October 10, 2003


Philadelphia Society Keynote Address (Forrest McDonald, October 3, 2003)

[O]ne cannot leap from the framers' belief in the sanctity of private property to the conclusion that they advocated either capitalism or a free market economy. The very thinkers whom Americans looked to for their ideas about private property placed limitations on the right. John Calvin opined that a man might choose among many callings but was bound by God's law to follow the one that promised the greatest public good. John Locke taught that a man could accumulate property, but only insofar as he could consume it and none went to waste; the rest belonged to the public. Sir William Blackstone in his Commentaries on the Laws of England famously defined property as “that sole and despotic dominion which one man claims and exercises over the external things of this world, in total exclusion of the right of any other individual in the universe"; but after formulating that definition on the second page of book two of the Commentaries, Blackstone devotes the remaining 518 pages of the volume to qualifying and specifying exceptions to it.

In addition to the many such qualifications that Americans had inherited from the mother country, the states or local governments fixed the prices of bread, regulated rates charged by millers and innkeepers, and interfered in buying, selling, and lending. They routinely set aside private contracts on the basis of the medieval concept that everything had an intrinsic "fair value" and therefore a "just price." A modern market definition of contracts was yet to appear in America.

Overcoming these obstacles to the emergence of a free market order was made difficult by two ideological considerations. The first was the commitment to a republican form of government. Most Patriots had come by their republicanism willy-nilly, as a by-product of the general reaction against the supposed excesses of George III and with neither a historical nor a philosophical understanding of what they were embracing. Between 1776 and 1787, however, increasing numbers of public men took the trouble to learn about the history of republics and to study the writings of theorists of republicanism. Two distinct species of republican ideology arose as a result--one, the more nearly classical, may be described as puritan, and was concentrated in New England; the other, the more modern, may be described as agrarian and was concentrated in the tobacco belt.

The two varieties held a number of attitudes in common, the most crucial being preoccupation with the mortality of republics. The vital, which is to say life-giving, principle of republics was that of public virtue. It is important to understand that these two words are both derived from Latin roots signifying manhood. The public did not comprehend everybody, only independent adult males. Public virtue entailed firmness, courage, endurance, industry, frugal living, strength, and above all unremitting devotion to the weal of the public's corporate self, the community of virtuous men. It was at once individualistic and communal: individualistic in that no member of the public could be dependent on any other and still be reckoned a member of the public; communal in that every man gave himself totally to the good of the public as a whole. (That, by the way, is what the phrase in the Declaration "the pursuit of happiness," meant; one found happiness or fulfillment in service to the public well-being.) If public virtue declined too far, the republic died.

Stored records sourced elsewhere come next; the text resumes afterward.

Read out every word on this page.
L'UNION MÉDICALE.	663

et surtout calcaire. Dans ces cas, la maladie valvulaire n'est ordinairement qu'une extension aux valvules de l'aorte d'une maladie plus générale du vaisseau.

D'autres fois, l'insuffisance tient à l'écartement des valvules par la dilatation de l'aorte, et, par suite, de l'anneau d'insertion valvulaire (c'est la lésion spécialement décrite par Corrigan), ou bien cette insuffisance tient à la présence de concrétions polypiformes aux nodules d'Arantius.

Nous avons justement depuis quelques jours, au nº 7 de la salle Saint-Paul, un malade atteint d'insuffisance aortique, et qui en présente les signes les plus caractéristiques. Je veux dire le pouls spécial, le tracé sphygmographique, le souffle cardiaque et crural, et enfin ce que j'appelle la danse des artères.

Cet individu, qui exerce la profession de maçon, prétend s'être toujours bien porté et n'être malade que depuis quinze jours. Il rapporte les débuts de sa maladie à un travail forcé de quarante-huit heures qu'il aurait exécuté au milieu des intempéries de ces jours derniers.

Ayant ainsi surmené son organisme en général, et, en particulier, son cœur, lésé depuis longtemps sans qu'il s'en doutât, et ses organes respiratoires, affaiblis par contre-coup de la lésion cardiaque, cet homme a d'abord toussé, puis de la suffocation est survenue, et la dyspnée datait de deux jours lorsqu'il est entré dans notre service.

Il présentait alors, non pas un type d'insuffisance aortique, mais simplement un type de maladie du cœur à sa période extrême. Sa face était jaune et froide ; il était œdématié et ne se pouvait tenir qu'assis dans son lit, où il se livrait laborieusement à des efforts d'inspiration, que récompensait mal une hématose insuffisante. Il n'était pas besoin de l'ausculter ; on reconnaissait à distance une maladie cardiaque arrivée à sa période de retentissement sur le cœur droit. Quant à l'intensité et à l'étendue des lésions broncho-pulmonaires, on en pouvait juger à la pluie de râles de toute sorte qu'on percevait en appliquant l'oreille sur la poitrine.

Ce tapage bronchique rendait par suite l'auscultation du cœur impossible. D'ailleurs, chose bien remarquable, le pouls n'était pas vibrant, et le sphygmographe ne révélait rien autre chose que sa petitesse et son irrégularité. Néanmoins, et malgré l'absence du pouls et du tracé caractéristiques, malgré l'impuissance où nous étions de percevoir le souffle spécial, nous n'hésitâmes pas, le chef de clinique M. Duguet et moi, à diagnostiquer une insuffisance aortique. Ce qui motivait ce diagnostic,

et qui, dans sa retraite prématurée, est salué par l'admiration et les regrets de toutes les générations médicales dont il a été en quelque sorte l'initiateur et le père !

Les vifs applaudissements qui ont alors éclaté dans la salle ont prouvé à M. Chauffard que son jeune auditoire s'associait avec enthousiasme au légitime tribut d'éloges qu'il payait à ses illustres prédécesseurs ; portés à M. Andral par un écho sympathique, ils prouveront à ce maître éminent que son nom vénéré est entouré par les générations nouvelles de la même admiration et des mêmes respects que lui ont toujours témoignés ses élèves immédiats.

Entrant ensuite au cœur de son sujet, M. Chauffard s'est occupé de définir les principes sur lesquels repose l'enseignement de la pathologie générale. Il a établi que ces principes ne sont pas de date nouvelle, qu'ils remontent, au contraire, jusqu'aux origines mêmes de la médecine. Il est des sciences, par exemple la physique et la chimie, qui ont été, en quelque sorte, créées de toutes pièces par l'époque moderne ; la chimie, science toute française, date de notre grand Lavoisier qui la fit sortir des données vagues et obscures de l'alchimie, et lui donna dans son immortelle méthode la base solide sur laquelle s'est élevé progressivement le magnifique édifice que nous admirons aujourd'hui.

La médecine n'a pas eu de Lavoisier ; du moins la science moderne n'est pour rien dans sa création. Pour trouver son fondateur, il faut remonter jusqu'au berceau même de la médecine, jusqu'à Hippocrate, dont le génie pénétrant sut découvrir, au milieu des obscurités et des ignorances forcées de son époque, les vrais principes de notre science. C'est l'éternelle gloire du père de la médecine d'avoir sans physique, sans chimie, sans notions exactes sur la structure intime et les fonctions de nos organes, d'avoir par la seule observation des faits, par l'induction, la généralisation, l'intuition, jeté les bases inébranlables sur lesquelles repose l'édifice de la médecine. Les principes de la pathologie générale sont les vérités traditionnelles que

Philosophical historians had worked out a regular life cycle, or more properly death cycle, of republics: manhood gave way to effeminacy, republican liberty to licentiousness; licentiousness, in turn, degenerated into anarchy, and anarchy led to tyranny.

As for puritanical republicanism, almost nothing was outside its purview, for every matter that might in any way contribute to strengthening or weakening the virtue of the public was a thing of concern to the public--a res publica-and was subject to regulation by the public. Republican liberty was totalitarian: one was free to do that, and solely that, which was in the interest of the public; the liberty of the individual was subsumed in the freedom or independence of the political community. Lest this seem an overstatement, listen to the words of John Adams, writing to Mercy Warren. Republican government, he informed her, could be supported only "by pure Religion or Austere Morals. Public Virtue cannot exist in a Nation without private, and public Virtue is the only Foundation of Republics. There must be a positive Passion for the public good, the public Interest, Honour, Power and Glory, established in the Minds of the People, or there can be no Republican Government, nor any real liberty." The public passions, he emphasized, "must be Superiour to all private Passions. Men must . . . be happy to sacrifice their private Friendships and dearest Connections, when they stand in Competition with the Rights of Society."

Of course, Adam Smith himself, the great prophet of capitalism, shared the puritan totalitarian view of republican liberty (or whatever you want to call it), which seems to be a necessary prerequisite of a healthy democratic capitalist society. Folk now like to think that both democracy and capitalism are premised on the exaltation of the individual and his unchecked desires, but quite the opposite is true. Both require citizens in whom virtue is cultivated, so that they keep others in mind as they act.

Posted by Orrin Judd at October 10, 2003 8:01 PM

Wow,pure gold! Is that a cowboy hat he is wearing in the pic? If so, I suggest he be hired at whatever cost by Washington to tour European lecture halls and give that speech, but only provided he dresses like that. It would drive them stark-raving mad!